Fish and parasites

Fish are infected with 283 times more parasitic worms than they were 40 years ago. Anisakis worms can infect a variety of marine fish and squid, as well as whales and dolphins, and can be present in fish used raw for sushi.

Scientists analysed the abundance of Anisakis, or herring worm, between 1978 and 2015, gathering  data on the average number of parasites per fish from 123 studies – which included 56,778 fish across 215 species. They found a 283-fold increase over nearly 40 years.

Anasakis starts its life cycle in the intestines of marine mammals, is excreted into their faeces and then infects fish, small crustaceans or krill in the larval stage.If eaten by fish they go on to form a cyst in the muscle tissue of that fish. When the fish gets eaten by the marine mammal, the life cycle recommences.

Humans can also contract these parasitic worms by consuming smoked or improperly frozen fish The worm can’t survive inside us, and are unable to complete their life cycle there. But the presence of this parasite can still initiate an immune response in people that can cause nausea, vomiting and diarrhoea.  The good news is that the seafood processing industry and sushi chefs are skilled at spotting and removing these worms.

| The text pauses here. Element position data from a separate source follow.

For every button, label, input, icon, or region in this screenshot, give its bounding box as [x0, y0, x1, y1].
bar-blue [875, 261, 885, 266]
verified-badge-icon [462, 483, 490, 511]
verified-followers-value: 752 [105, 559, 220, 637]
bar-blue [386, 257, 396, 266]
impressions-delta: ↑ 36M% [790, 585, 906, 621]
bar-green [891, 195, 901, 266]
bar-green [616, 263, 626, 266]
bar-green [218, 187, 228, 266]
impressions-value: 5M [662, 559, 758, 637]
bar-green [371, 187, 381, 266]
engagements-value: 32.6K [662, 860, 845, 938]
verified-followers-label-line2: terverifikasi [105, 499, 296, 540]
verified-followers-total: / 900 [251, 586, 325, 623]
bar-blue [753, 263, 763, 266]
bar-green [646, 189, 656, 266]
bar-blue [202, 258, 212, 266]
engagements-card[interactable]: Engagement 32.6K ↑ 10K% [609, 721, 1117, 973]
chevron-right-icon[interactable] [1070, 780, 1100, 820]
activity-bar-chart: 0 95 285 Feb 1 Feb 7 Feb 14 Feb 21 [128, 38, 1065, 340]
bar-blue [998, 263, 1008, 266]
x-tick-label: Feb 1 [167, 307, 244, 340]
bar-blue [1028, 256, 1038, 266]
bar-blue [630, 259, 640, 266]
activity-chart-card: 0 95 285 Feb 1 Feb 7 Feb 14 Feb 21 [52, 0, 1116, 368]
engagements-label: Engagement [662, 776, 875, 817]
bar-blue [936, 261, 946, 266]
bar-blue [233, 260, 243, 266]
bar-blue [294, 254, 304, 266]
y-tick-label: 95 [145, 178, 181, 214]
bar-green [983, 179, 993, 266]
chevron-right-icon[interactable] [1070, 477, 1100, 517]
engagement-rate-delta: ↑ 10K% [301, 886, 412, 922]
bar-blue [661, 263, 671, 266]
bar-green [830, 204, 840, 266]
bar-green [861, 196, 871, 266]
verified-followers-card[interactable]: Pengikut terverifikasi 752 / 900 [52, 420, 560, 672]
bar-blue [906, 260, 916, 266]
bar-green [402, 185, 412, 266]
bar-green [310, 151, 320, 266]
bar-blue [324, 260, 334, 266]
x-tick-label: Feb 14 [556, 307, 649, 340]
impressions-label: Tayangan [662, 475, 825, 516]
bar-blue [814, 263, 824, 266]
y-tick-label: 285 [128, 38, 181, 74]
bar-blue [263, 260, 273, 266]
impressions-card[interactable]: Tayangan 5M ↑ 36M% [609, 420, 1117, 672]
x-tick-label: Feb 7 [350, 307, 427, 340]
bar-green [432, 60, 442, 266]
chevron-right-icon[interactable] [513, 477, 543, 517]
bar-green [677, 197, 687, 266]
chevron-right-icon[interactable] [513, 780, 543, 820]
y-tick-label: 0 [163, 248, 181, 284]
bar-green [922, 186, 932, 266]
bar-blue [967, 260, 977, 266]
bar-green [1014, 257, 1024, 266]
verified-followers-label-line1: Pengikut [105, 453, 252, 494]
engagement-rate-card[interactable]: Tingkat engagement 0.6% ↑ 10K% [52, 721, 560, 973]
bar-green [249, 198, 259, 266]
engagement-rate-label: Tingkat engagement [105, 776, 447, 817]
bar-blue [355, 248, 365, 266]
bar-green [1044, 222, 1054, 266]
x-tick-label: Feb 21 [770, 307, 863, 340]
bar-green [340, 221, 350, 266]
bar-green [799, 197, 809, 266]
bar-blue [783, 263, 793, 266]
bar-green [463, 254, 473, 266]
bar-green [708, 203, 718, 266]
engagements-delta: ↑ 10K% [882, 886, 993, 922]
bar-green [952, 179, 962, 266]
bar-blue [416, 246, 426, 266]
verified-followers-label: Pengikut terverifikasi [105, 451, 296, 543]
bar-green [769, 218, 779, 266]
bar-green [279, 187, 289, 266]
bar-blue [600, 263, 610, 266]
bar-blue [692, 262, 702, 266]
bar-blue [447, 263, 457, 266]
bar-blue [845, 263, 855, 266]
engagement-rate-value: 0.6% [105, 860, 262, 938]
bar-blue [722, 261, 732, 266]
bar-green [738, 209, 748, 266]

The reason for the increased abundance of the parasites may be linked to the rise in marine mammal numbers from the 1970s onwards after the introduction of protections against hunting. Warming seas could also increase the rate of Anasakis reproduction.  Minimizing the number of worms that people are encountering in their sushi dinner is going to become more challenging into the future as we get these increasing abundances. (New Scientist.  Donna Lu, Global Change Biology, DOI: 10.1111/gcb.15048).

My take: depressing  isn’t it?  Challenges everywhere you look, and still no toilet paper!  (I don’t mean to be flippant, but it seems that there is no end to the ways we are messing up our planet.  And we vote in people who don’t care).